I work in embedded, and the place I work restructured to have a dedicated software group. They hired young software engineers and focused on getting people who are good programmers without really caring what they were good at. Most people ended up being web developers and liked webstack.
We were tasked with making a handheld air quality measurement device with a touch screen that could pair with a computer app that we would also write. Most people on the team knew webstack so we decided on a HTML/CSS/JavaScript +SQLite that would run in Electron Chromium on Linux on the physical device.
So what went wrong? Well, electron is bloated for embedded devices and the mid-tier processor we were using chugged so much that it would get hot. Hot enough to affect the temperature sensors at the top of the board and throw off the gas density measurements. Our MVP was nearly done when we discovered this problem.
We had two choices: throw out the hardware or throw out the software. We ended up throwing out the software and starting over (in Winforms + C# if anyone's curious). I and two others quit as a result. It is _really_ depressing redoing something you've already done in a different language.
If we picked the lighter weight framework from the start instead of picking the language most people knew, we wouldn't have lost a year of work.

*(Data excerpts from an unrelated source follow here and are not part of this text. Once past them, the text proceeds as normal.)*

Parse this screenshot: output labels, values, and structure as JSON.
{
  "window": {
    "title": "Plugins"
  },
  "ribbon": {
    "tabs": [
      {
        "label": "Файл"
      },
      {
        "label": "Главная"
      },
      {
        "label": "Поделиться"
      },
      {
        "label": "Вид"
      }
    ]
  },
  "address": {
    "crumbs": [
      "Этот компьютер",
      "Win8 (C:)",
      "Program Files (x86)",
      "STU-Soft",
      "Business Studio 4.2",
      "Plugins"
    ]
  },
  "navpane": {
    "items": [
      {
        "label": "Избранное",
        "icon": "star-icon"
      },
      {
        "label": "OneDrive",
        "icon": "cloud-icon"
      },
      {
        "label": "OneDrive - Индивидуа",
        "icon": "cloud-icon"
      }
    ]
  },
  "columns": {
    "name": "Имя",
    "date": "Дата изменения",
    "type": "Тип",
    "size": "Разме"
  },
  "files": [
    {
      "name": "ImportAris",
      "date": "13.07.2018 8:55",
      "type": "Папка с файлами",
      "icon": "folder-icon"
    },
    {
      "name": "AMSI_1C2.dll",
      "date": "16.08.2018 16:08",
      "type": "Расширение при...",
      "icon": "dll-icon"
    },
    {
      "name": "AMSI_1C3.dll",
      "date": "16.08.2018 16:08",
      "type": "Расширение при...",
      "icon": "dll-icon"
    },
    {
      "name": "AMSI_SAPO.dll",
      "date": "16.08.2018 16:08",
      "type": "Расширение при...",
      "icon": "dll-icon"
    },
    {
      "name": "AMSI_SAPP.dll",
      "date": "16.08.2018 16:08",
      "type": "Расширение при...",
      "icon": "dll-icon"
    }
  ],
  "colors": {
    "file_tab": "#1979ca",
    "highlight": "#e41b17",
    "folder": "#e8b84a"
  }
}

The “only good answer” if there is just the one is that you should use whatever fits the requirements. If those requirements involve you getting to market as fast as possible in a highly generic domain (ie building a standard website) where the tools you know work just as well as others and you’re not worried about various other factors then sure, go with what you know and can churn out the fastest.
But though many projects may fit this mold they are by no means universal requirements, and your requirements may very well dictate the best path is for you learn new tech (for instance if you usually do .NET stuff but are building a a ML service on a device or something). Sometimes there are better ways to accomplish things than what you already know and you’ll indeed be better served by learning them. If you’re just a hammer looking at everything as a nail because you can bang on it the fastest you’ll stub your (and probably others’) thumbs one way or the other.
Not to mention learning new tech is often its own reward regardless of the much less certain fate of a given MVP. At the very least you'll have another tool in the toolkit to assess future project requirements, rather than blindly attacking everything w/ a hammer.
At least that's the value I'm getting out of everyone's answers that actually talk about their favourite stack (vs just saying "use what you want" etc)
Yet it never goes out of style, apparently.